Abstract

This paper illustrates a practical systematic approach to determine the reservoir flow characteristics and reserves for both conventional and unconventional gas wells. Currently, there is an industry assortment of production analysis methods ranging from exponential decline and typecurve matching to rate-pressure normalization techniques and detailed production history matching. Through real life cases studies it will be shown that it is possible that a simpler reservoir model, such as a single well completed in the center of a circular reservoir, could be used to represent far more complex reservoirs, and still provide some representative reservoir characterization, as well as accurate reserves analysis and production forecasting. As a result, it possible that engineers and the like can avoid some of the more labor intensive production data analysis (PDA) techniques, and use more a methodology similar in operation to traditional decline.

Case studies and experience presented in this paper will demonstrate that a simple approach of production analysis methods will allow for a) proper identification of flow regimes, b) reliable evaluation of drainage area and OGIP, and c) the prediction of future deliverability and depletion. Case studies will also show that up-scaled and aggregate reservoir properties can provide a real measure of gas well deliverability (therefore a simpler, time-efficient model analysis can be used). Data uncertainty, unconventional gas (i.e. coal bed methane, tight gas, shale gas), stimulation appraisal, and other factors will be discussed in the context of the case studies.

Introduction

The most common reason for analyzing gas production data is to estimate reserves and future production of gas wells. In forecasting, a variety of methodologies exist ranging from simple decline to complex numerical simulation. In many instances, even pressure transient analysis (PTA) is used to form the basis of a forecast model. However, usually due to time limitations, only empirical methods such volumetrics, and conventional decline analysis are used. As a result, there is challenge is to get the most out of information embedded in production and flowing pressure data to provide improved mechanistic predictions of future gas well performance.
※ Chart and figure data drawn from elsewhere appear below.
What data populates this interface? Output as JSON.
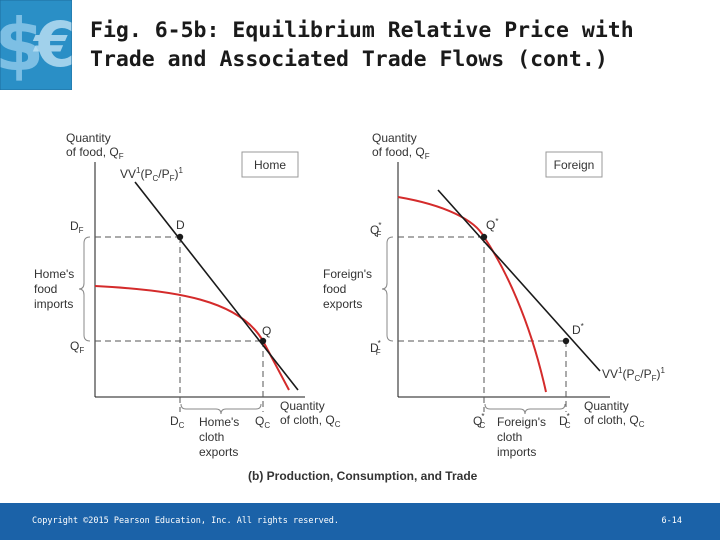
{
  "slide": {
    "title_line1": "Fig. 6-5b: Equilibrium Relative Price with",
    "title_line2": "Trade and Associated Trade Flows (cont.)",
    "footer_copyright": "Copyright ©2015 Pearson Education, Inc. All rights reserved.",
    "page_number": "6-14",
    "logo_icon": "dollar-euro-logo-icon"
  },
  "colors": {
    "logo_bg": "#2a8fc6",
    "footer_bg": "#1b62a8",
    "curve_red": "#d42b2b",
    "line_black": "#1a1a1a"
  },
  "figure": {
    "caption": "(b) Production, Consumption, and Trade",
    "home": {
      "box_label": "Home",
      "y_axis_line1": "Quantity",
      "y_axis_line2": "of food, Q",
      "y_axis_sub": "F",
      "x_axis_line1": "Quantity",
      "x_axis_line2": "of cloth, Q",
      "x_axis_sub": "C",
      "vv_label": "VV",
      "vv_sup": "1",
      "vv_ratio": "(P",
      "vv_c": "C",
      "vv_slash": "/P",
      "vv_f": "F",
      "vv_close": ")",
      "vv_close_sup": "1",
      "point_d": "D",
      "point_q": "Q",
      "df_label": "D",
      "df_sub": "F",
      "qf_label": "Q",
      "qf_sub": "F",
      "dc_label": "D",
      "dc_sub": "C",
      "qc_label": "Q",
      "qc_sub": "C",
      "imports_line1": "Home's",
      "imports_line2": "food",
      "imports_line3": "imports",
      "exports_line1": "Home's",
      "exports_line2": "cloth",
      "exports_line3": "exports"
    },
    "foreign": {
      "box_label": "Foreign",
      "y_axis_line1": "Quantity",
      "y_axis_line2": "of food, Q",
      "y_axis_sub": "F",
      "x_axis_line1": "Quantity",
      "x_axis_line2": "of cloth, Q",
      "x_axis_sub": "C",
      "vv_label": "VV",
      "vv_sup": "1",
      "vv_ratio": "(P",
      "vv_c": "C",
      "vv_slash": "/P",
      "vv_f": "F",
      "vv_close": ")",
      "vv_close_sup": "1",
      "point_q": "Q",
      "point_d": "D",
      "star": "*",
      "qf_label": "Q",
      "qf_sub": "F",
      "df_label": "D",
      "df_sub": "F",
      "qc_label": "Q",
      "qc_sub": "C",
      "dc_label": "D",
      "dc_sub": "C",
      "exports_line1": "Foreign's",
      "exports_line2": "food",
      "exports_line3": "exports",
      "imports_line1": "Foreign's",
      "imports_line2": "cloth",
      "imports_line3": "imports"
    }
  }
}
Again, sophisticated methods, such as numerical simulation, have been available for decades and may provide the answers that industry needs. Although their predictive capabilities are proven, the accessibility (i.e. ease of use) of these methods is the issue. Of course, if time permits, all other techniques should be used.

Background

Early attempts to linearize and extrapolate production history were limited. Future production could be estimated if one assumed that the production trend remained linear and constant for the remaining life of the well (i.e. stable fluid properties, constant flowing bottom-hole pressure (BHP) etc.). The difficulty of applying this type of decline analysis for gas cases is that these assumptions are severely restrictive and are therefore frequently violated. Again, given business time constraints, the aforementioned methods are the norm for industry.
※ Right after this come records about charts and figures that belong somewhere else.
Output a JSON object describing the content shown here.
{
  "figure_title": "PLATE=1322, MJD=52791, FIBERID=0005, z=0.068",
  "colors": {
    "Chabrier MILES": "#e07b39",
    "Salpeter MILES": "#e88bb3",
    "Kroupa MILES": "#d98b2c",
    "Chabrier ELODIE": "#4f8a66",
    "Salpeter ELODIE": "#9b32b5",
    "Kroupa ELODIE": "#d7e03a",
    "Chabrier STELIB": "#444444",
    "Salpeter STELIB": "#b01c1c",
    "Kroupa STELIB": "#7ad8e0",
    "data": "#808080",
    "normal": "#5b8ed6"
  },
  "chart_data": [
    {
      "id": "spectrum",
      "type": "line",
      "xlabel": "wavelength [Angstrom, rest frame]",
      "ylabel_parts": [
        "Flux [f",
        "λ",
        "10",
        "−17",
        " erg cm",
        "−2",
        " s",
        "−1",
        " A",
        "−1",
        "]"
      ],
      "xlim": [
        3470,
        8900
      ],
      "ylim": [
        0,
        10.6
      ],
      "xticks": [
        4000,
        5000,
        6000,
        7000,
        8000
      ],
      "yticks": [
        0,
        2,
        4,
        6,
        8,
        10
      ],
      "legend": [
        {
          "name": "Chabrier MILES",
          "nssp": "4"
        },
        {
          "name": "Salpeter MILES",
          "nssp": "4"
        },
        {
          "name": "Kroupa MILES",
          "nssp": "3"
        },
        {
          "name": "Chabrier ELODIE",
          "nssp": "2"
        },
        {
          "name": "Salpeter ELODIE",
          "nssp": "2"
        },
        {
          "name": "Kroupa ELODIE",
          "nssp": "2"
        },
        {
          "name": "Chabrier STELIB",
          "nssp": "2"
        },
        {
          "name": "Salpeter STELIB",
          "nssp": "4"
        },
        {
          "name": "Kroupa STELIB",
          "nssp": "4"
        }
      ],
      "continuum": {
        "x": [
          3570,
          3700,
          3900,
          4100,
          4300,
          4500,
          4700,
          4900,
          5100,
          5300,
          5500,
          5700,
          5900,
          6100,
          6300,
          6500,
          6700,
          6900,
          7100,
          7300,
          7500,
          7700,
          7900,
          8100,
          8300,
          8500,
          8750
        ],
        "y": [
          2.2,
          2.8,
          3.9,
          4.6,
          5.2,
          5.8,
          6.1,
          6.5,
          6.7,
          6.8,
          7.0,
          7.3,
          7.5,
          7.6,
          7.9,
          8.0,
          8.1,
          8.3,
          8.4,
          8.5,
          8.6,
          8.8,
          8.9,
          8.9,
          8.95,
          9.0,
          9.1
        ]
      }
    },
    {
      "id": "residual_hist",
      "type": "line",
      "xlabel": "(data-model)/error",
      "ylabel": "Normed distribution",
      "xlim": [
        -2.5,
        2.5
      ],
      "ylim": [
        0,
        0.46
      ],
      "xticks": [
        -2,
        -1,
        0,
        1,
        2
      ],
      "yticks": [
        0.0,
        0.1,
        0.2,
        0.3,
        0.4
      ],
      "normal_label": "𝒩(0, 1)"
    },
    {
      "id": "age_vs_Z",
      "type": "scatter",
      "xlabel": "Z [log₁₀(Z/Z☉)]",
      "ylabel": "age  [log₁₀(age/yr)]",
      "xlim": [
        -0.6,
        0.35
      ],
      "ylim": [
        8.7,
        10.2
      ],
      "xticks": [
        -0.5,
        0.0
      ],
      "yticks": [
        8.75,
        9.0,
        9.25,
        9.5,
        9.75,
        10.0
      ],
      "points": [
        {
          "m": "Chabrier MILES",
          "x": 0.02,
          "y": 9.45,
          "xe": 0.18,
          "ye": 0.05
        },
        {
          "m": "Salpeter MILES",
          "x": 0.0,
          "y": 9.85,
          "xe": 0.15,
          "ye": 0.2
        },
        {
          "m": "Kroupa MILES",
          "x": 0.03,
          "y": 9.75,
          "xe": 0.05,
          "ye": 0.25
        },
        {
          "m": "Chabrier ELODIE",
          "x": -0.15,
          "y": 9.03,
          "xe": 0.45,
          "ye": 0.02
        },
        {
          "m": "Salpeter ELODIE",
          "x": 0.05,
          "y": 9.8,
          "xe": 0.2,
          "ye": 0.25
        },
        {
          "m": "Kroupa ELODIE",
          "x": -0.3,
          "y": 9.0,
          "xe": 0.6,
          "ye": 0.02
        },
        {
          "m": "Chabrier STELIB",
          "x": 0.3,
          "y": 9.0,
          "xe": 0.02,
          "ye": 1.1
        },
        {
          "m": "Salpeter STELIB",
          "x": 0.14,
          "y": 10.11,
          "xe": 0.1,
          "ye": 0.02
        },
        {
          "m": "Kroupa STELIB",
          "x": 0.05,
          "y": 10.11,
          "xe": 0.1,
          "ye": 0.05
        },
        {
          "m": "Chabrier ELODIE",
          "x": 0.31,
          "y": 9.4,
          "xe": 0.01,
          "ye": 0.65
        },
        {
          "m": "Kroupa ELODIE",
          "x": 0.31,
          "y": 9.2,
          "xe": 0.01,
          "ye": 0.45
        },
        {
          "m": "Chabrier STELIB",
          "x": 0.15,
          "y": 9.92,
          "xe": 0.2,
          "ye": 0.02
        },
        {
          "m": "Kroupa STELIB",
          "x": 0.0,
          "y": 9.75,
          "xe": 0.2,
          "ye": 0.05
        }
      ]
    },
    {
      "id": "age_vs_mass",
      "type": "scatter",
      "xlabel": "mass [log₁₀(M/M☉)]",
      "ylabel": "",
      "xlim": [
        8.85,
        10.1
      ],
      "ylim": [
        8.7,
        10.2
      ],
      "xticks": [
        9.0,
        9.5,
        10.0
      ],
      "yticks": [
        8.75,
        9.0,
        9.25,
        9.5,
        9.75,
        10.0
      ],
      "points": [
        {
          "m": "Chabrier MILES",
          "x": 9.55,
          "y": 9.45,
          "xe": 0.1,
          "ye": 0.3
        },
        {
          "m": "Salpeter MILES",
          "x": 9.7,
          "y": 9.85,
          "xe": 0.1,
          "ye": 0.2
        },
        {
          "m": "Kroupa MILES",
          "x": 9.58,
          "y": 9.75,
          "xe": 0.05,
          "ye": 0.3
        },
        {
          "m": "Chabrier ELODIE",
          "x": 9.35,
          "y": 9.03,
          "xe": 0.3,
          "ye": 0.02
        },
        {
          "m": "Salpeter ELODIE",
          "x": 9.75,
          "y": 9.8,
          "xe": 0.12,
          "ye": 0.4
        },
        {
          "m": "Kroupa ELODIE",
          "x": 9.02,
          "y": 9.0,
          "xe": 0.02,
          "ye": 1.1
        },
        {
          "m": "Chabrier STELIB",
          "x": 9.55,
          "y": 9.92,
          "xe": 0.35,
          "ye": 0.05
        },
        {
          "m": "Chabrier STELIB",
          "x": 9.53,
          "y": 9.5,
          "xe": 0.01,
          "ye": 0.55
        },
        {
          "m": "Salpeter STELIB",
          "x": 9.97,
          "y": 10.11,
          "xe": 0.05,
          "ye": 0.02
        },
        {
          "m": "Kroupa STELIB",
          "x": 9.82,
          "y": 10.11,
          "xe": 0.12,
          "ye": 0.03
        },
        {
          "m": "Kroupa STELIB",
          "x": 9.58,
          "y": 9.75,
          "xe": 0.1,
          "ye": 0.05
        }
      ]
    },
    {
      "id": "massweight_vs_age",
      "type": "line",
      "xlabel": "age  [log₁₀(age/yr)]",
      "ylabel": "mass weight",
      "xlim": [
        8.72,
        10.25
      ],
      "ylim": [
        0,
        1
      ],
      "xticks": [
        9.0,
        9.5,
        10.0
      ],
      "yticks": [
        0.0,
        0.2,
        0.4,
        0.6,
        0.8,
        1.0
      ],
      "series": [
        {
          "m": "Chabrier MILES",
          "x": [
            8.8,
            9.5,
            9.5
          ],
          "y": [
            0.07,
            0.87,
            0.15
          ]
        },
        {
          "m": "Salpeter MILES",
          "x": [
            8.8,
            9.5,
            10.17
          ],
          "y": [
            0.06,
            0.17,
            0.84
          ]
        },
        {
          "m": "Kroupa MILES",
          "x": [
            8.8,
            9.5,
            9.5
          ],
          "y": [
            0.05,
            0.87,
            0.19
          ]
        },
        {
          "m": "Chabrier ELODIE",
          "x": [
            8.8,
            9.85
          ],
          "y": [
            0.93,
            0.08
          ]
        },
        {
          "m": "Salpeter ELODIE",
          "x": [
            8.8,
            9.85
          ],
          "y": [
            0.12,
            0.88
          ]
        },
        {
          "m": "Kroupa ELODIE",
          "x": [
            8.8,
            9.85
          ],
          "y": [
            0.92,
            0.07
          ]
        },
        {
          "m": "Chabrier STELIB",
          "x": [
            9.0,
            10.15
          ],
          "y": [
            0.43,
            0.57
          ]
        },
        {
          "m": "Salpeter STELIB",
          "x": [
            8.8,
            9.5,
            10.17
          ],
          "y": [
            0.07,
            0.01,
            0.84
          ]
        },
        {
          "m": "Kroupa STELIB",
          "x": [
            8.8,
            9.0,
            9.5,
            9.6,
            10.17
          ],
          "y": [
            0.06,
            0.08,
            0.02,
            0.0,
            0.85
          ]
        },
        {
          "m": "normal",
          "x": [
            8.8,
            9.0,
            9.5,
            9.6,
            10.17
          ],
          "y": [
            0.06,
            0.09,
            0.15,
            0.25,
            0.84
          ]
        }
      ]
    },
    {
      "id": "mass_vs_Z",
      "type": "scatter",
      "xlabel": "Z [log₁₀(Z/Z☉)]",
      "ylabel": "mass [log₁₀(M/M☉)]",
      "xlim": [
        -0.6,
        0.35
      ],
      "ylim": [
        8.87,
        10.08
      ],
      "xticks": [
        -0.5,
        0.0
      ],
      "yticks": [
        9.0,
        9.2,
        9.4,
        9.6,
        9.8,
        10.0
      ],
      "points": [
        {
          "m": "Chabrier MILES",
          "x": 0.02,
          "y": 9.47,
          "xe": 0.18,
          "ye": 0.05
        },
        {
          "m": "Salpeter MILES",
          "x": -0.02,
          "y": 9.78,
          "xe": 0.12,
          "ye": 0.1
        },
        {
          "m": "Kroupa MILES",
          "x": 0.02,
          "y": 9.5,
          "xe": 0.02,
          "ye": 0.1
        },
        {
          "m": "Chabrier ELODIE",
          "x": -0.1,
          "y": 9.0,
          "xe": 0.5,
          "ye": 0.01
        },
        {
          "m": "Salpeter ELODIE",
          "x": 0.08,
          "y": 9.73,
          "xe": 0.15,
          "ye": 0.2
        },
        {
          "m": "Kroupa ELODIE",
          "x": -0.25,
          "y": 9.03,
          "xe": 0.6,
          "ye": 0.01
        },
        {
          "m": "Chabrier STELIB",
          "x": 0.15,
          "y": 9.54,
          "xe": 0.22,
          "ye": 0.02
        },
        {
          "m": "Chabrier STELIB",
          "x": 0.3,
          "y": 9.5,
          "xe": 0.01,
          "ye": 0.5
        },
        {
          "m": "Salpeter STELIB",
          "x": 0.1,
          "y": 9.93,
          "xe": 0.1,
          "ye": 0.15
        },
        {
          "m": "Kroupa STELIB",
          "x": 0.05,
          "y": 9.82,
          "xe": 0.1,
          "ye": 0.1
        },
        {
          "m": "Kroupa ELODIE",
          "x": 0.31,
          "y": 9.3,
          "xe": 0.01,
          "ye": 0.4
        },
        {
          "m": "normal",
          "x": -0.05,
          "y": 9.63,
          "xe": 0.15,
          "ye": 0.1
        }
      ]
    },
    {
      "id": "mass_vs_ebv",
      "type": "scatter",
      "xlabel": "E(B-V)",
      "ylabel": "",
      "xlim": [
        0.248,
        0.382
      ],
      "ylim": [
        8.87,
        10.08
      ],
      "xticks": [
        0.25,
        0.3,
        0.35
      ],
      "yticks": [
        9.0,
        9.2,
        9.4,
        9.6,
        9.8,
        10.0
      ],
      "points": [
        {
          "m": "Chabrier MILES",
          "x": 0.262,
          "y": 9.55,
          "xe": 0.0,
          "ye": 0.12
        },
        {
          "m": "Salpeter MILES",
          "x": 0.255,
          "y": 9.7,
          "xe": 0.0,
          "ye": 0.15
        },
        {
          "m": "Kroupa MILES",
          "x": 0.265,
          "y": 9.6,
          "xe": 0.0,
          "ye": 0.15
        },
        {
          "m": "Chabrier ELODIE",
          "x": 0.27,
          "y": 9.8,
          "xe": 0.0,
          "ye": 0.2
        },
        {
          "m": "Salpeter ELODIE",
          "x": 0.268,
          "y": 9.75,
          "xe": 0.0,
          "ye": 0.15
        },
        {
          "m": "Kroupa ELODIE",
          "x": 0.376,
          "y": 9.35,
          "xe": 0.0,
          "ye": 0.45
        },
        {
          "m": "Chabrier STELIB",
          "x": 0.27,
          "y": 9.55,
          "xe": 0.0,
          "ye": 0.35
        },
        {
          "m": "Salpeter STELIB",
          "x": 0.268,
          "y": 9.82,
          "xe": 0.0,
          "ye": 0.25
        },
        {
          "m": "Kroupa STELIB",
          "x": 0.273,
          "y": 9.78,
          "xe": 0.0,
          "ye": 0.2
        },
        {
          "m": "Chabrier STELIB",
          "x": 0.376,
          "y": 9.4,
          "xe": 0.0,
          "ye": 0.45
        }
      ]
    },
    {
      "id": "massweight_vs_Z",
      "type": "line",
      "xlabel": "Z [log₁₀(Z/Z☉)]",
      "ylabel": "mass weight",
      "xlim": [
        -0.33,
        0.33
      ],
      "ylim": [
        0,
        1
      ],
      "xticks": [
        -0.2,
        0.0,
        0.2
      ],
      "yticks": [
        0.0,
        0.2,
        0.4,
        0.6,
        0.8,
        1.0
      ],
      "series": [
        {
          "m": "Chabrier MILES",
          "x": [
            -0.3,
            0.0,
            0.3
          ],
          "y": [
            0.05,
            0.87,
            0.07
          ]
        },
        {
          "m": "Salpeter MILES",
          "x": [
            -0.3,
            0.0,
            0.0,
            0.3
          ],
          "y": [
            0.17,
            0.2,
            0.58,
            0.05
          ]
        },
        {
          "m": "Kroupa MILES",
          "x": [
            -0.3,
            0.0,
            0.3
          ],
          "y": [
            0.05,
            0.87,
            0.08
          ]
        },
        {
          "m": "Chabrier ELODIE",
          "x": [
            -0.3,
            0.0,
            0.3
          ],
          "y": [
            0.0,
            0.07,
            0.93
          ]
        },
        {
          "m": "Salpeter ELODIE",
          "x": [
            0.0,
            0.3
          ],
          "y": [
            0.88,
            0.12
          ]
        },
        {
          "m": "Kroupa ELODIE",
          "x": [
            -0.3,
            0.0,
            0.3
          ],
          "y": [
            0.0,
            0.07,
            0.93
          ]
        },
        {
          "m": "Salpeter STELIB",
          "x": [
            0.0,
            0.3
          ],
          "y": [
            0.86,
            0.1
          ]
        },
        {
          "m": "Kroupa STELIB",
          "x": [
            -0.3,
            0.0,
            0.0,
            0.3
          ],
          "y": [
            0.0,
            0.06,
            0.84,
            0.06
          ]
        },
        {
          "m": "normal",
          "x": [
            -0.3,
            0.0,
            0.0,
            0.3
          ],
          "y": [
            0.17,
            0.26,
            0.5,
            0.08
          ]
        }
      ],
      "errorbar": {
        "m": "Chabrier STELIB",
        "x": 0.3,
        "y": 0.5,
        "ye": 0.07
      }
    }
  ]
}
In order to address the deficiency of standard decline analysis, typecurve analysis has been developed over many years. Typecurves are plots of theoretical solutions to flow equations (usually constant flow rate, or constant BHP) and can be generated for any kind of reservoir model for which a solution describing the flow behavior is available. Typecurve analysis theoretically allows one to estimate gas-in-place and gas reserves at some abandonment condition, as well as flowing characteristics of individual wells (i.e. permeability and skin). A common set of decline typecurves are those presented by Fetkovich (1980). Although more reservoir information is learned using Fetkovitch typecurves, they were still limited by the assumption of constant BHP, and constant fluid properties. Carter (1985) offered improved accuracy by using a plotting function that included the changes in fluid properties with average pressure. These curves were still limited to the assumption of constant flowing pressure. Carter's approach was similar to the pseudo-time function introduced by Agarwal (1979) in which the focus was to account for pressure dependant fluid properties in the near wellbore region during a flow and buildup analysis. Fraim and Wattenbarger (1987) also introduced a pseudo-time function to transfer a gas system into a single phase liquid system.